The claimant argued that “prior to Completion” was unqualified and so the indemnity applied to any damage before completion.
The court disagreed.
The court started with a textual analysis:
- While there was no express starting point for the time period, the sentence itself, and the tense used, showed the time frame. It said “If any of the Assets are destroyed” not “If any of the Assets have been destroyed”.
- The clause in which the indemnity appeared dealt with signing. The subsequent clause dealt with completion.
- There was a specific warranty dealing with damage as at the date of the agreement. This had been disclosed against. It would be “remarkable” if a carefully structured warranty was rendered “otiose by an all-embracing indemnity”.
- The different periods – before signing, between signing and completion, and after completion – all had different liability regimes.
There was a further question of what “… are destroyed or damaged” meant. The court said this depended on the specific context in which it was used and not on case law relating to construction or insurance contracts.
The court held that it meant patent damage (ie discoverable and observable damage) because of the use of the word “destroyed” (in contrast to “defect”, which was used elsewhere) and because this meaning made sense in the context of the provision applying only between signing and completion.
The court disagreed with a number of the defendants’ contextual arguments.
- The defendants’ did not evidence their contention that there was a market practice supporting their interpretation.

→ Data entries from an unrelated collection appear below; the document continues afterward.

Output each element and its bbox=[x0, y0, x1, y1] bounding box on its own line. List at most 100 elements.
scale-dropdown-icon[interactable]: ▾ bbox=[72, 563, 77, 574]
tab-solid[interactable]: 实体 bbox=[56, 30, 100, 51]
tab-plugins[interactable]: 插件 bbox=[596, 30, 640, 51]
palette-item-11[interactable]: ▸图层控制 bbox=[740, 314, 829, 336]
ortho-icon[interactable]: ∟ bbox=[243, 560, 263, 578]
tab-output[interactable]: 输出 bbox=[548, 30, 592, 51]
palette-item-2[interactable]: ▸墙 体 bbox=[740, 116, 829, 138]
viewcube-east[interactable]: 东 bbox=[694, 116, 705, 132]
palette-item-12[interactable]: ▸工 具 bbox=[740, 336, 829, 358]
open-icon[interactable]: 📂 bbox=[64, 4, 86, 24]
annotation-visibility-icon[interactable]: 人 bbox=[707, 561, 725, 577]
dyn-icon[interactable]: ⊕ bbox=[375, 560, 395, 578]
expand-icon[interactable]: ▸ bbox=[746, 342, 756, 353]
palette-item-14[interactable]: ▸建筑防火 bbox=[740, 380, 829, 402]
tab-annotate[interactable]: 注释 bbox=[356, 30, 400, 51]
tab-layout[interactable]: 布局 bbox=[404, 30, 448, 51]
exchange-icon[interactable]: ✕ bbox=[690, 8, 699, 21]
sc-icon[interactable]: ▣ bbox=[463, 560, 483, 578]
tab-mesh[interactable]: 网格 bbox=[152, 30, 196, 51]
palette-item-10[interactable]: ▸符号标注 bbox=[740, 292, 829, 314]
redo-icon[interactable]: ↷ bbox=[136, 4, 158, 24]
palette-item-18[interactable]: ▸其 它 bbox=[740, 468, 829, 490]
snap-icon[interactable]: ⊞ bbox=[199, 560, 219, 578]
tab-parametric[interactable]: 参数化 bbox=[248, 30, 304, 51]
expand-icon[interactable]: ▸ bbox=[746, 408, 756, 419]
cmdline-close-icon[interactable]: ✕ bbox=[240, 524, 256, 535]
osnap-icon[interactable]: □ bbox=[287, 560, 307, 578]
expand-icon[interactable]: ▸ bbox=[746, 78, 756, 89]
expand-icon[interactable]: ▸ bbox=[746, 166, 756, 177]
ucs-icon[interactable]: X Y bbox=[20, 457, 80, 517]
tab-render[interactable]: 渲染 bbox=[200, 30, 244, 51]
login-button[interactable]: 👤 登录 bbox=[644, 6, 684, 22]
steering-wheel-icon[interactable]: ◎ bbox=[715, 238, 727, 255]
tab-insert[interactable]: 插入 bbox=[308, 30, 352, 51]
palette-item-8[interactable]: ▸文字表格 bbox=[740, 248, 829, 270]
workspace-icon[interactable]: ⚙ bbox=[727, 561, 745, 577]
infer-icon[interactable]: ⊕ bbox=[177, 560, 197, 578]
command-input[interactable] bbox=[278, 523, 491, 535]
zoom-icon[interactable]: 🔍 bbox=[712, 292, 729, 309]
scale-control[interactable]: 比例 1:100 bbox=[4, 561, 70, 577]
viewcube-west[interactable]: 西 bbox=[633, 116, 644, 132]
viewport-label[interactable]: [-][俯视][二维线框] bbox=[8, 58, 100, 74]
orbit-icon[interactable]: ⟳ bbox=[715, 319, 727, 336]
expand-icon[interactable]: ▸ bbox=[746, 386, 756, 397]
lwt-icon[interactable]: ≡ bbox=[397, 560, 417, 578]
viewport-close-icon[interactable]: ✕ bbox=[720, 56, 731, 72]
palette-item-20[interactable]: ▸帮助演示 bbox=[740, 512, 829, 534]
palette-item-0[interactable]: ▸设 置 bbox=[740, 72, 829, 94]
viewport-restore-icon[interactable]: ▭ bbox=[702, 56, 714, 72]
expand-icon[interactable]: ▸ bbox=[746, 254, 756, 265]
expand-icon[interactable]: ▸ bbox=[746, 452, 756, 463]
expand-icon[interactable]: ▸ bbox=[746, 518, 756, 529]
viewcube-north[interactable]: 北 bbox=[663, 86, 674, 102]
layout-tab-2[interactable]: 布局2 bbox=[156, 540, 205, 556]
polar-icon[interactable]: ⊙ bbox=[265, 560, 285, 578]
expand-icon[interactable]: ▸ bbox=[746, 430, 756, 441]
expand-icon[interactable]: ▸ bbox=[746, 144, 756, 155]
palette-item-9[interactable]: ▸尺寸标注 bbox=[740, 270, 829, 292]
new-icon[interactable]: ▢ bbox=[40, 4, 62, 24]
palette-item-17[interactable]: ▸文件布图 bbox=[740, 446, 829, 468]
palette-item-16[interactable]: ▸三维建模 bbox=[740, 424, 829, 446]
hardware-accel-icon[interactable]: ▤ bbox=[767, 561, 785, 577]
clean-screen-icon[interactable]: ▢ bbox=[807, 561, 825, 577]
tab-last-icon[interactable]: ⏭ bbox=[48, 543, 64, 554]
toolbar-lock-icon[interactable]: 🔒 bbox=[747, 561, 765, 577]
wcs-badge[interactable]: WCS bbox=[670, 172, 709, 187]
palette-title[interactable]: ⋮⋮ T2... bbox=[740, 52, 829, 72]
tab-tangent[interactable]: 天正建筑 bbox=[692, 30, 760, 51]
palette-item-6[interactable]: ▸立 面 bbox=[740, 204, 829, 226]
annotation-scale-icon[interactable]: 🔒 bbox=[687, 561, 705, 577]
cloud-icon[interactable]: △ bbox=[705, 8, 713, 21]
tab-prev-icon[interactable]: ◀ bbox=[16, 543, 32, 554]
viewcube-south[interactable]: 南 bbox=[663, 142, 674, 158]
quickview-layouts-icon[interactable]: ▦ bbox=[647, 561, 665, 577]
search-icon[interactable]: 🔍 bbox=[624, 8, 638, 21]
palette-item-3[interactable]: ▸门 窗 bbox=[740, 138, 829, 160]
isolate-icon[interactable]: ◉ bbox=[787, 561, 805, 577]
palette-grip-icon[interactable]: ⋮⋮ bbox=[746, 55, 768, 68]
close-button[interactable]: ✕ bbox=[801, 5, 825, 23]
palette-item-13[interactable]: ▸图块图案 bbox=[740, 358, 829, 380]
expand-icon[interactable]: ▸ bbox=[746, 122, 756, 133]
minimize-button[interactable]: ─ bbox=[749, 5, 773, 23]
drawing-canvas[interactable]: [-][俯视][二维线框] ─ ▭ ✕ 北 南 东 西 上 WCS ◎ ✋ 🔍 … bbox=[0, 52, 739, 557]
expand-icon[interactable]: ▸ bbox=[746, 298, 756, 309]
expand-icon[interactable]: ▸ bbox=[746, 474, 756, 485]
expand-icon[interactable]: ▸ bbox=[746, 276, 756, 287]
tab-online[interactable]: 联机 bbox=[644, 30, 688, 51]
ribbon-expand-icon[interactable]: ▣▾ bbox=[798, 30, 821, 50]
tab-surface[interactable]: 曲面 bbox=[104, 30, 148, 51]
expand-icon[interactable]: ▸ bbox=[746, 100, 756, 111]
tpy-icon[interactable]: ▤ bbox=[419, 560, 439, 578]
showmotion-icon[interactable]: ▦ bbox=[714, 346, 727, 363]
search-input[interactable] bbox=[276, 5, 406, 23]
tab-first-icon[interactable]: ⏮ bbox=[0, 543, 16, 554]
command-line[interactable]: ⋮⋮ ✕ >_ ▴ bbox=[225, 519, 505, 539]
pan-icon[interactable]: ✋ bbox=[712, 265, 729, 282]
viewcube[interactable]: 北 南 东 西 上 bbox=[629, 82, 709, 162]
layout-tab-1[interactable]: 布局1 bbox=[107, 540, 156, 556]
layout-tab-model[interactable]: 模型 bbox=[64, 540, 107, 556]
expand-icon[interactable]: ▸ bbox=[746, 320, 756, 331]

- The defendants had sought to relying on pre-contractual negotiations to interpret the contract. This was impermissible.
- The fact that the claimant had obtained insurance due diligence reports was neither here nor there.

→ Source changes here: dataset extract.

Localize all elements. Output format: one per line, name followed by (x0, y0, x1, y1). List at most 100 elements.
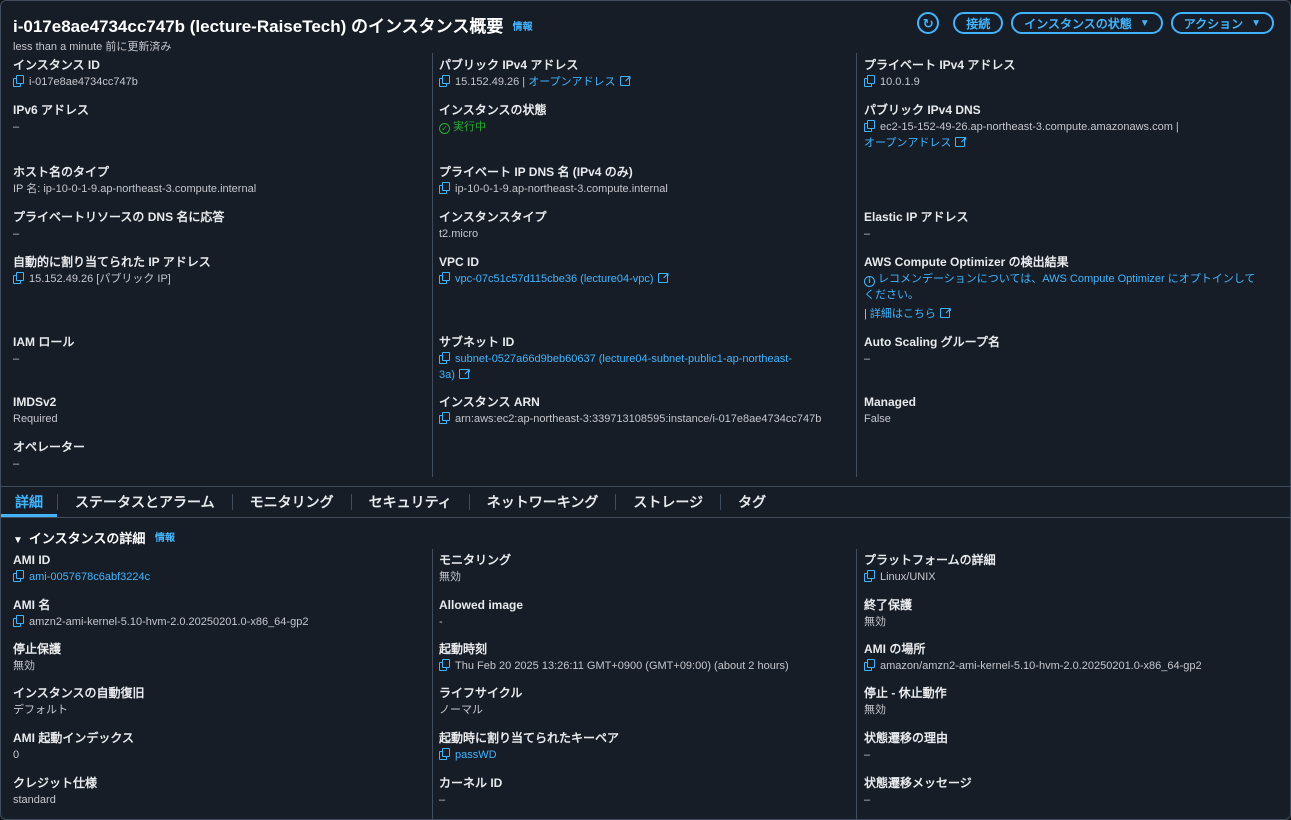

Having considered the evidence on the negotiations, and applying the new test for common mistake set out in FSHC, the court also held, obiter, that the defendants would have been entitled to rectify the provision so that it read: “If any of the Assets are destroyed or damaged between the date of this Agreement and Completion (Pre-Completion Damage)….”.
There’s a useful, admittedly quite long, paragraph in the judgment about the importance of the words used: “30. The claimant, emphasising that the SPA is a detailed and complex contract negotiated over several years with professional assistance, submitted that it can and should be interpreted principally by a textual analysis. I did not understand the claimant to be suggesting, by that submission, that the relevant provisions should not be considered in the context of the contract as a whole, nor that the commercial sense of the competing considerations should be ignored…. The submission, as I understood it, was that this was a case in which limited or possibly no regard should be had to the factual matrix. However, as Lord Hodge explained, provisions in such contracts can nevertheless lack clarity and assistance can be found in the factual matrix. It is therefore still necessary at least to consider the background as known to both parties at the time of contracting, whilst recognising that the text of the contract has particular and potentially decisive weight in relation to a contract such as the SPA.”